The design of the present study allowed for testing the predictive power of the identified risk factors on a sample not used for extracting the predictive variables.
As seen in Figs. 1 and 2, the maximum positive predictive value of 0.30 corresponds to a sensitivity and specificity of 0.79 and 0.50, respectively. Psychological distress and social isolation were by far the strongest risk factors for postpartum depression. Thus, the results suggest that with an estimated prevalence of 5.5%, approximately one out of three women with severe psychological problems and social isolation in late pregnancy after delivery will develop postnatal depression. The antenatal prediction is not likely to be improved significantly by incorporating perinatal parameters. As seen, these factors did not improve the predictive performance (Figs. 1 and 2).

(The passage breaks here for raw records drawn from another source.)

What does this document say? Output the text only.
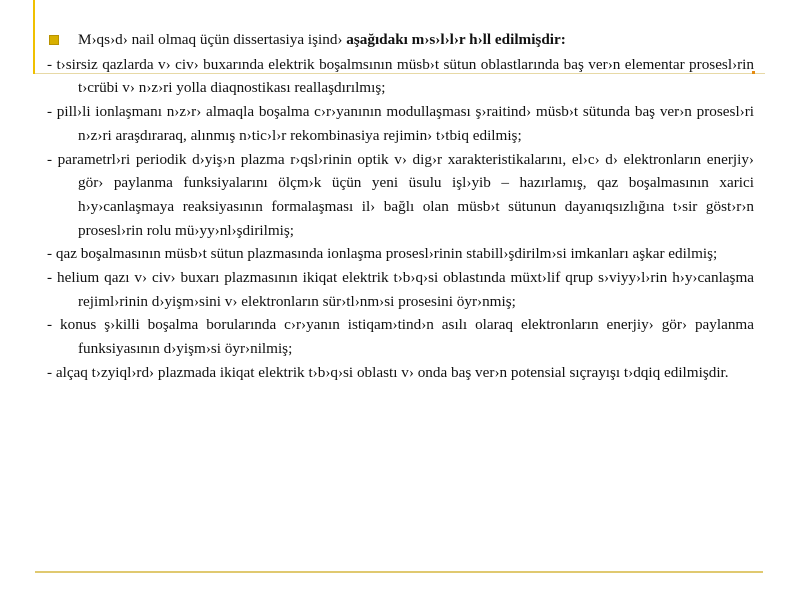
M›qs›d› nail olmaq üçün dissertasiya işind› aşağıdakı m›s›l›l›r h›ll edilmişdir:

- t›sirsiz qazlarda v› civ› buxarında elektrik boşalmsının müsb›t sütun oblastlarında baş ver›n elementar prosesl›rin t›crübi v› n›z›ri yolla diaqnostikası reallaşdırılmış;

- pill›li ionlaşmanı n›z›r› almaqla boşalma c›r›yanının modullaşması ş›raitind› müsb›t sütunda baş ver›n prosesl›ri n›z›ri araşdıraraq, alınmış n›tic›l›r rekombinasiya rejimin› t›tbiq edilmiş;

- parametrl›ri periodik d›yiş›n plazma r›qsl›rinin optik v› dig›r xarakteristikalarını, el›c› d› elektronların enerjiy› gör› paylanma funksiyalarını ölçm›k üçün yeni üsulu işl›yib – hazırlamış, qaz boşalmasının xarici h›y›canlaşmaya reaksiyasının formalaşması il› bağlı olan müsb›t sütunun dayanıqsızlığına t›sir göst›r›n prosesl›rin rolu mü›yy›nl›şdirilmiş;

- qaz boşalmasının müsb›t sütun plazmasında ionlaşma prosesl›rinin stabill›şdirilm›si imkanları aşkar edilmiş;

- helium qazı v› civ› buxarı plazmasının ikiqat elektrik t›b›q›si oblastında müxt›lif qrup s›viyy›l›rin h›y›canlaşma rejiml›rinin d›yişm›sini v› elektronların sür›tl›nm›si prosesini öyr›nmiş;

- konus ş›killi boşalma borularında c›r›yanın istiqam›tind›n asılı olaraq elektronların enerjiy› gör› paylanma funksiyasının d›yişm›si öyr›nilmiş;

- alçaq t›zyiql›rd› plazmada ikiqat elektrik t›b›q›si oblastı v› onda baş ver›n potensial sıçrayışı t›dqiq edilmişdir.
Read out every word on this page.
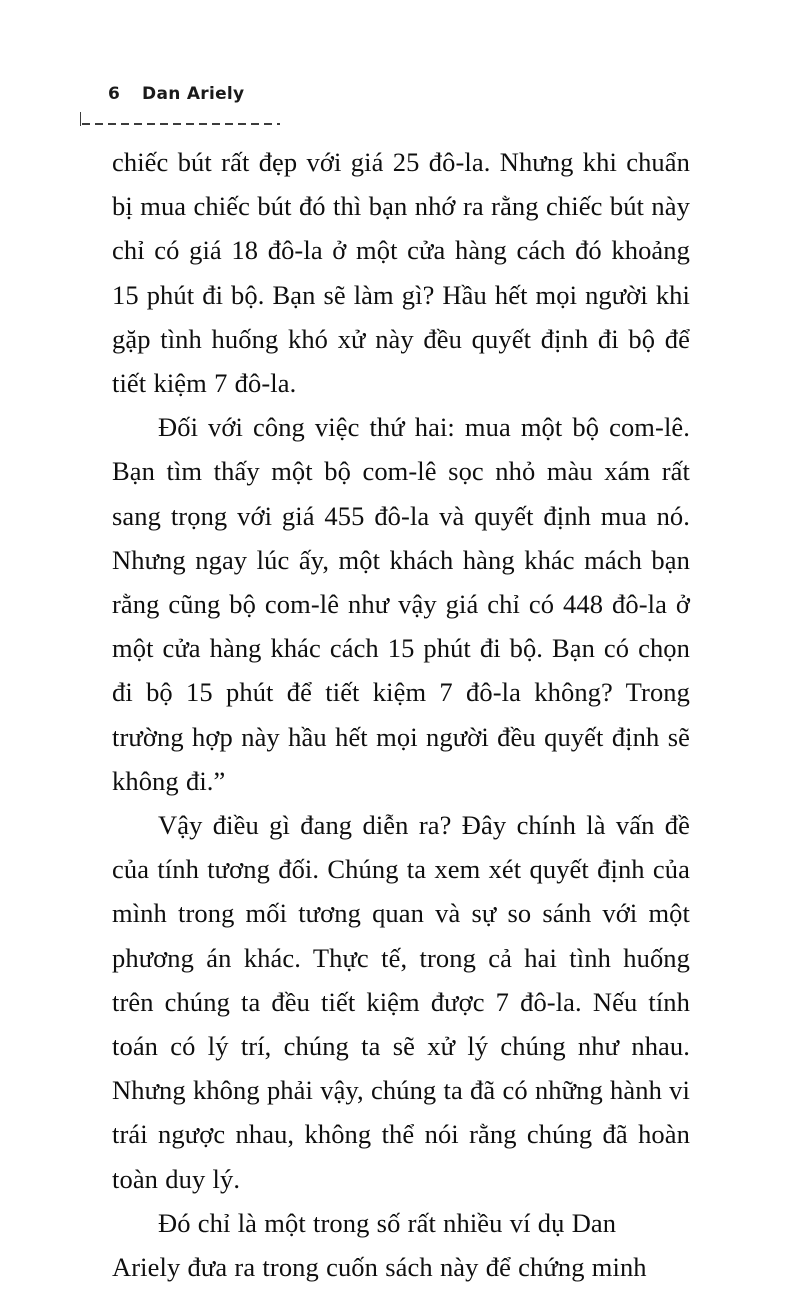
6 Dan Ariely

chiếc bút rất đẹp với giá 25 đô-la. Nhưng khi chuẩn bị mua chiếc bút đó thì bạn nhớ ra rằng chiếc bút này chỉ có giá 18 đô-la ở một cửa hàng cách đó khoảng 15 phút đi bộ. Bạn sẽ làm gì? Hầu hết mọi người khi gặp tình huống khó xử này đều quyết định đi bộ để tiết kiệm 7 đô-la.

Đối với công việc thứ hai: mua một bộ com-lê. Bạn tìm thấy một bộ com-lê sọc nhỏ màu xám rất sang trọng với giá 455 đô-la và quyết định mua nó. Nhưng ngay lúc ấy, một khách hàng khác mách bạn rằng cũng bộ com-lê như vậy giá chỉ có 448 đô-la ở một cửa hàng khác cách 15 phút đi bộ. Bạn có chọn đi bộ 15 phút để tiết kiệm 7 đô-la không? Trong trường hợp này hầu hết mọi người đều quyết định sẽ không đi.”

Vậy điều gì đang diễn ra? Đây chính là vấn đề của tính tương đối. Chúng ta xem xét quyết định của mình trong mối tương quan và sự so sánh với một phương án khác. Thực tế, trong cả hai tình huống trên chúng ta đều tiết kiệm được 7 đô-la. Nếu tính toán có lý trí, chúng ta sẽ xử lý chúng như nhau. Nhưng không phải vậy, chúng ta đã có những hành vi trái ngược nhau, không thể nói rằng chúng đã hoàn toàn duy lý.

Đó chỉ là một trong số rất nhiều ví dụ Dan Ariely đưa ra trong cuốn sách này để chứng minh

The present study does not take into account possible aetiological factors operating from delivery and up to the time of assessment four months postpartum. Part of the demonstrated lack of precision of our prediction could thus be attributed by such potential factors. It cannot be ruled out that factors other than the ones investigated may be able to improve the detectability; however, we have included and tested all relevant risk factors known from the literatute.

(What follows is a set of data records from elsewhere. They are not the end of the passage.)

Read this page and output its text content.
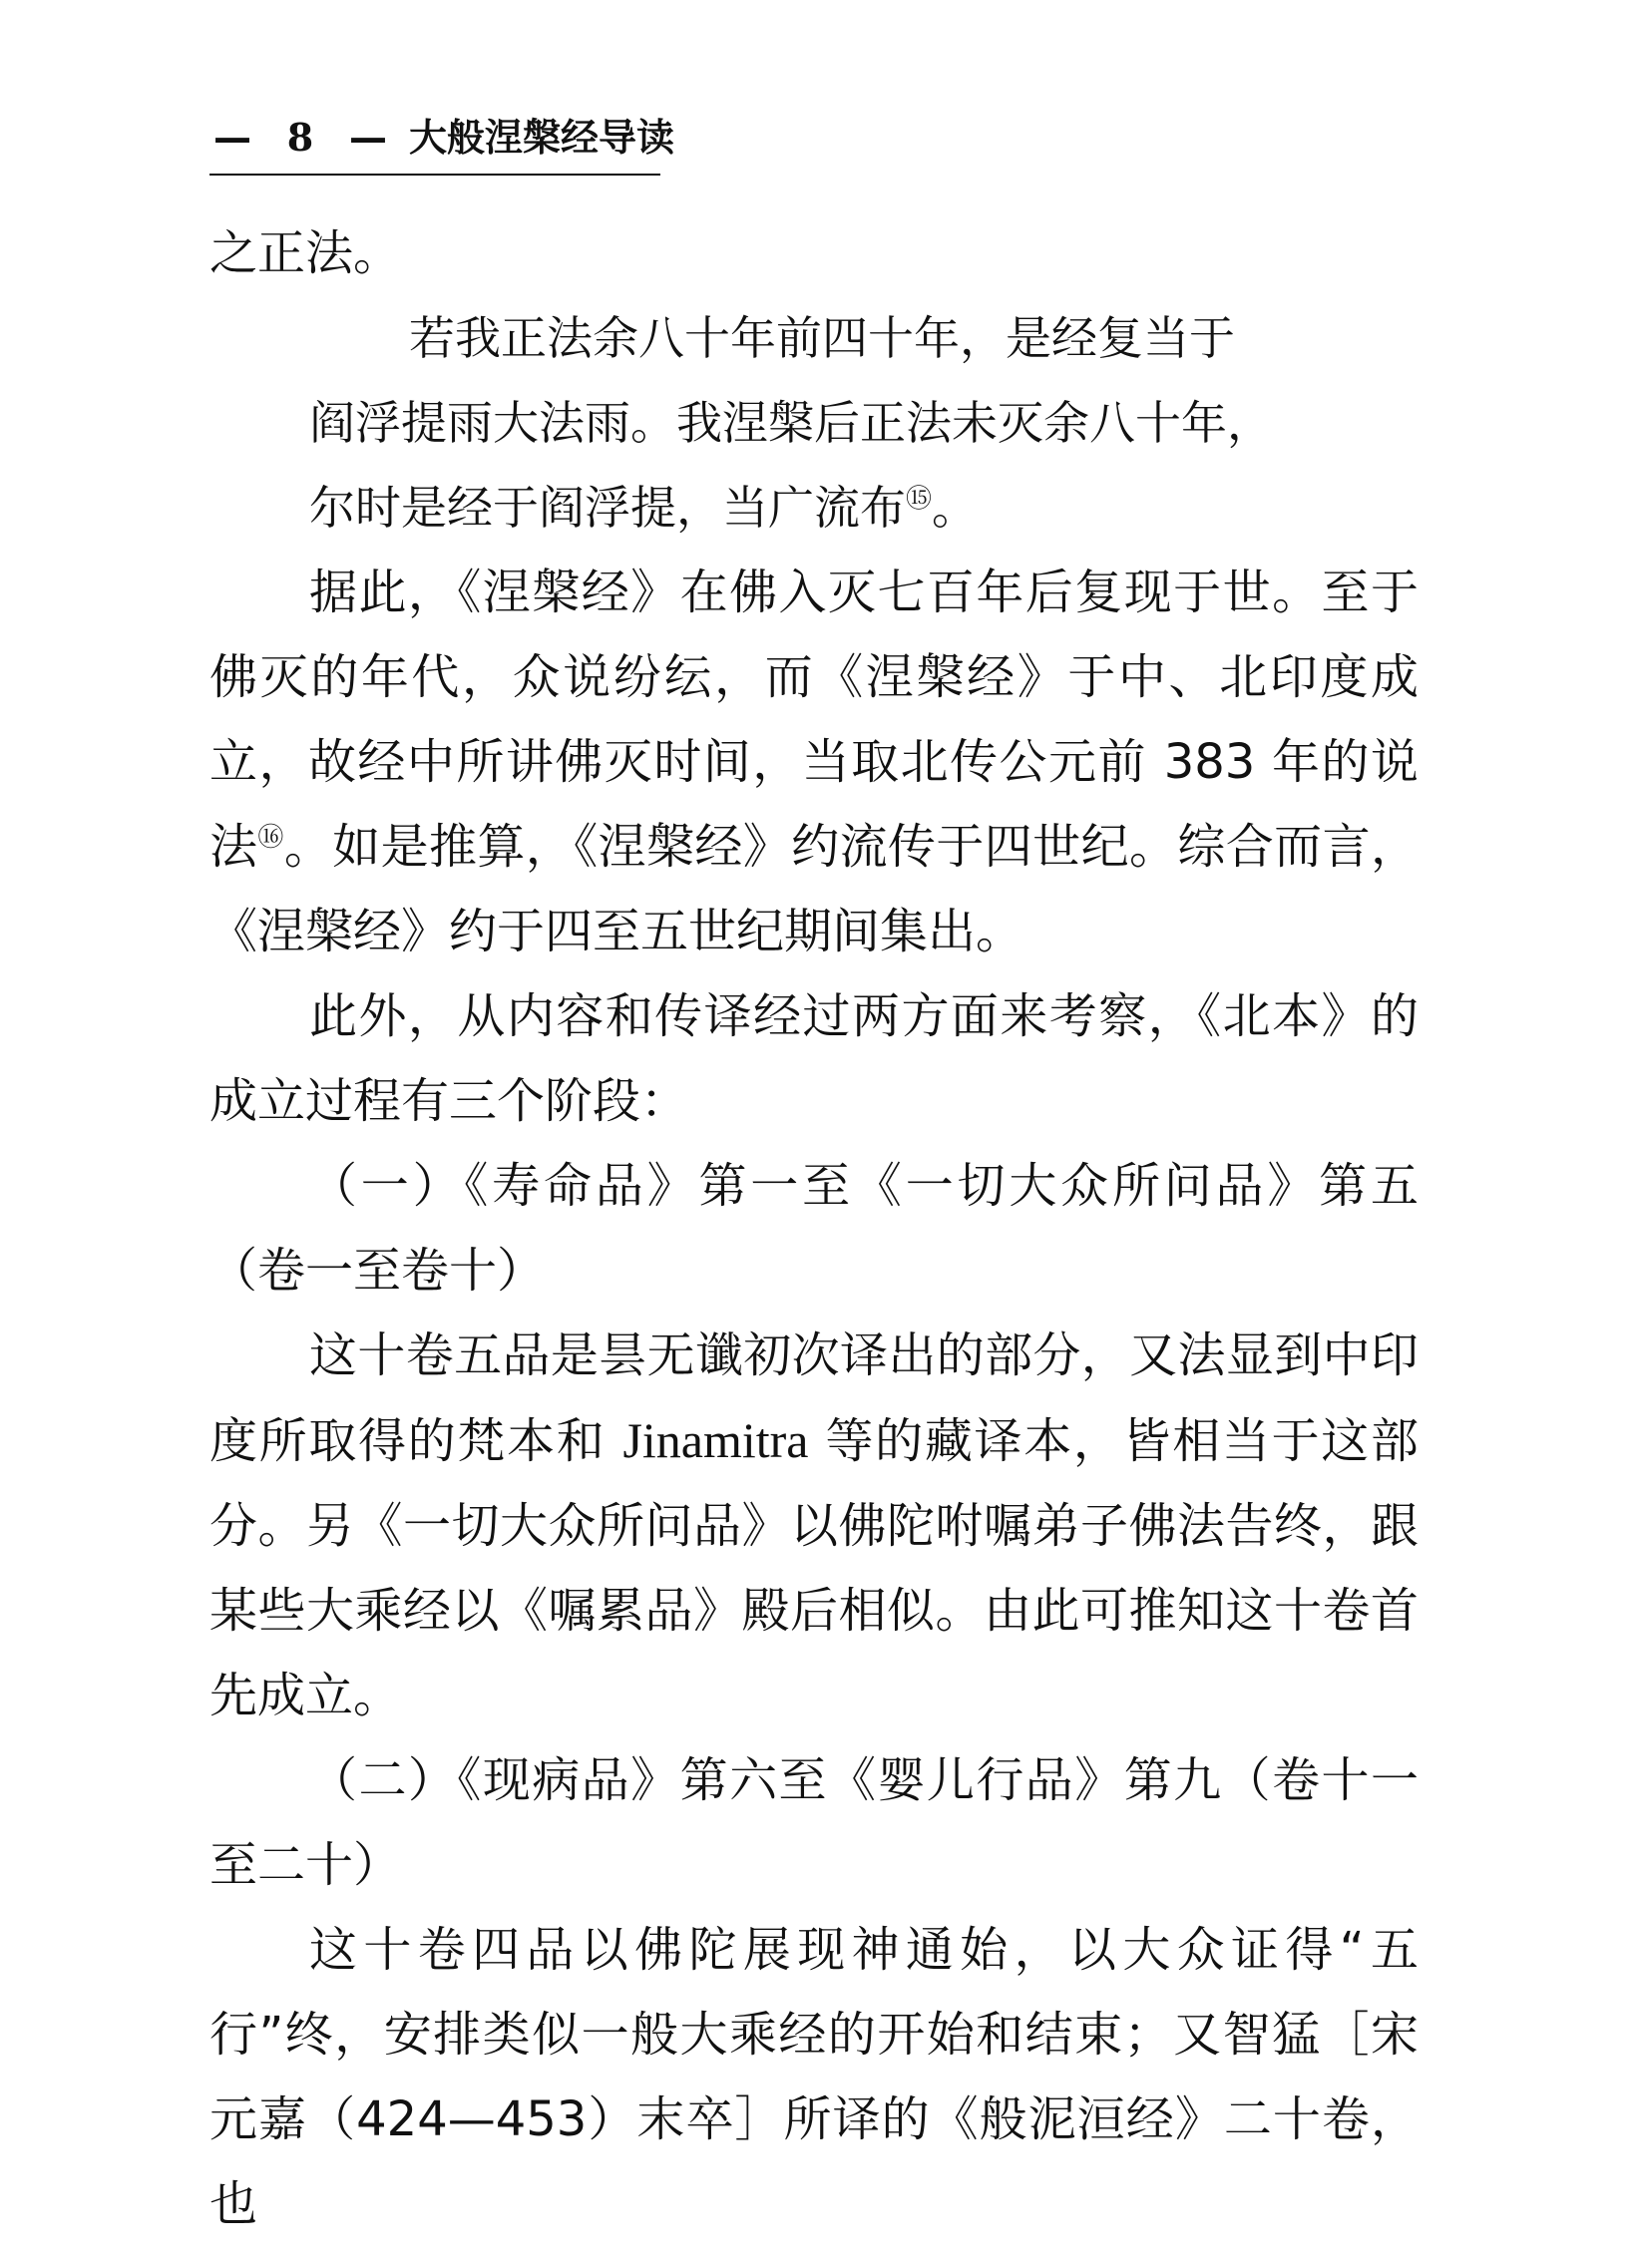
— 8 — 大般涅槃经导读

之正法。

若我正法余八十年前四十年，是经复当于
阎浮提雨大法雨。我涅槃后正法未灭余八十年，
尔时是经于阎浮提，当广流布⑮。

据此，《涅槃经》在佛入灭七百年后复现于世。至于佛灭的年代，众说纷纭，而《涅槃经》于中、北印度成立，故经中所讲佛灭时间，当取北传公元前 383 年的说法⑯。如是推算，《涅槃经》约流传于四世纪。综合而言，《涅槃经》约于四至五世纪期间集出。

此外，从内容和传译经过两方面来考察，《北本》的成立过程有三个阶段：

（一）《寿命品》第一至《一切大众所问品》第五（卷一至卷十）

这十卷五品是昙无谶初次译出的部分，又法显到中印度所取得的梵本和 Jinamitra 等的藏译本，皆相当于这部分。另《一切大众所问品》以佛陀咐嘱弟子佛法告终，跟某些大乘经以《嘱累品》殿后相似。由此可推知这十卷首先成立。

（二）《现病品》第六至《婴儿行品》第九（卷十一至二十）

这十卷四品以佛陀展现神通始，以大众证得“五行”终，安排类似一般大乘经的开始和结束；又智猛［宋元嘉（424—453）末卒］所译的《般泥洹经》二十卷，也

To our knowledge only one prior study has tested antenatal prediction of postpartum depression on a larger sample34. However, in contrast to the previous study, we have assessed the predictive power of psychological morbidity and lack of social support in relation to postpartum depression using a standardised and well validated instrument.
Many screening questionnaires have been developed to assess psychosocial factors. The General Health Questionnaire is, in our opinion, the best validated and most widely used instrument to assess psychological morbidity and could in its short 12-item version prove to be an important antenatal care tool for detecting women at risk for postpartum depression. The fact that the condition is seldom identified in the postpartum period54 stresses the importance of antenatal strategies targeted at the high risk group.
Twenty percent of severe postnatal depression become chronic and delay of treatment is the greatest factor in the development of chronic depression55. Thus, special attention should be given to women at risk to ensure early identification and adequate treatment. Our findings suggest that screening for psychological morbidity in late pregnancy, as well as focusing on reported perception of social isolation may be useful in identifying women at risk antenatally who may develop postnatal depression.
This study was supported the Ministry of Health (The National Health Fund for Research and Development) and Eli Lilly (Denmark). The authors would like to thank the staff at the Perinatal Epidemiological Research Unit at the University Hospital in Aarhus for their assistance during data collection.